Okay, so the problem is I'm iterating over the entire tree basically every time ->set() is called in order to decide if I should execute the "complete" callback or not. Turns out for very large trees like 10000, this means at least 10000 ->set() calls which means at least 10000 * 10000 iterations... so O(n^2) time based on the size of the tree (and actually more, since I'm only talking about the base nodes). This is not ideal.

The only other reason I try to calculate the hash on ->set() is if the value being passed to ->set() is very large. For example, if you had a tree size of 32 and your ->set() values were 1GB each or something, then there would be no reason to keep them around once the hash has been made of those values, so I try to re-calc every time.
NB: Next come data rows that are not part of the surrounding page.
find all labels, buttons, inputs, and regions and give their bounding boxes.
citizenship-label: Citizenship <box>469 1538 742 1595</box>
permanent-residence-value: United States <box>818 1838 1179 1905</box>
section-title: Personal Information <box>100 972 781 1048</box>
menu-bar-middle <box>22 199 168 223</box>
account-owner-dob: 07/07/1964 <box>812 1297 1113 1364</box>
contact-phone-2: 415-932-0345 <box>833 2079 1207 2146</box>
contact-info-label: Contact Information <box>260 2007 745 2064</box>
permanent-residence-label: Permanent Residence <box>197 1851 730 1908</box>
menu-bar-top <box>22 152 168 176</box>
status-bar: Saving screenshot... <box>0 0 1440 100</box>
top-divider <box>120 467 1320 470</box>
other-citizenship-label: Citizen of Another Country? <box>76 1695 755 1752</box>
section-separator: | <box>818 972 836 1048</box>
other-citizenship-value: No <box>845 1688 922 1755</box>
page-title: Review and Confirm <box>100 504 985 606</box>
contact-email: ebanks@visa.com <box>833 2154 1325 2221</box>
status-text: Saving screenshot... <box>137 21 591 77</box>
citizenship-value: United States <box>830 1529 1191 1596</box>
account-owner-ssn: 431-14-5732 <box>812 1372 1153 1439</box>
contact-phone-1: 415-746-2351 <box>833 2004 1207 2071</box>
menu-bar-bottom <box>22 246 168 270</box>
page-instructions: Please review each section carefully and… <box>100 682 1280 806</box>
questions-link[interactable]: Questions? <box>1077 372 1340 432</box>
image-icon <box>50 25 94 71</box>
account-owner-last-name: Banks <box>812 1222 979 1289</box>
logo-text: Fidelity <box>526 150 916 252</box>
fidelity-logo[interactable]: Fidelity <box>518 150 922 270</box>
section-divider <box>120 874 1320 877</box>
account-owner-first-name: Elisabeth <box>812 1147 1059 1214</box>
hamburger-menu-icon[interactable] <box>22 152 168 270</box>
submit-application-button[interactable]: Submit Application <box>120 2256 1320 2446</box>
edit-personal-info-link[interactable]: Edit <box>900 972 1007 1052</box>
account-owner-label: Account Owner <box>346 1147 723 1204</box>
So basically in the case of very large values passed to ->set(), you want to re-calc more often, and in the case of very large trees, you want to re-calc less often. Right now I don't let the user choose. I'll look into a way to allow the choice for the user so the 10000 node case can be covered.

Just as a note, It took my computer 2 minutes to do a tree size of 10000 with recalc on. I hacked it to turn the re-calc off just to see how fast it was, and it took 300ms instead, so about 4 orders of magnitude improvement.

Look for an update soon.

That was fast! Nice.

Seems right to me to try to optimize this library before any possible port to other languages.

I have at least other question but I'm gonna open another issue for that.

So I know this was a LONG time ago, but I released 2.0 and it definitely fixes this issue by default now. So I'm going to closed this as fixed.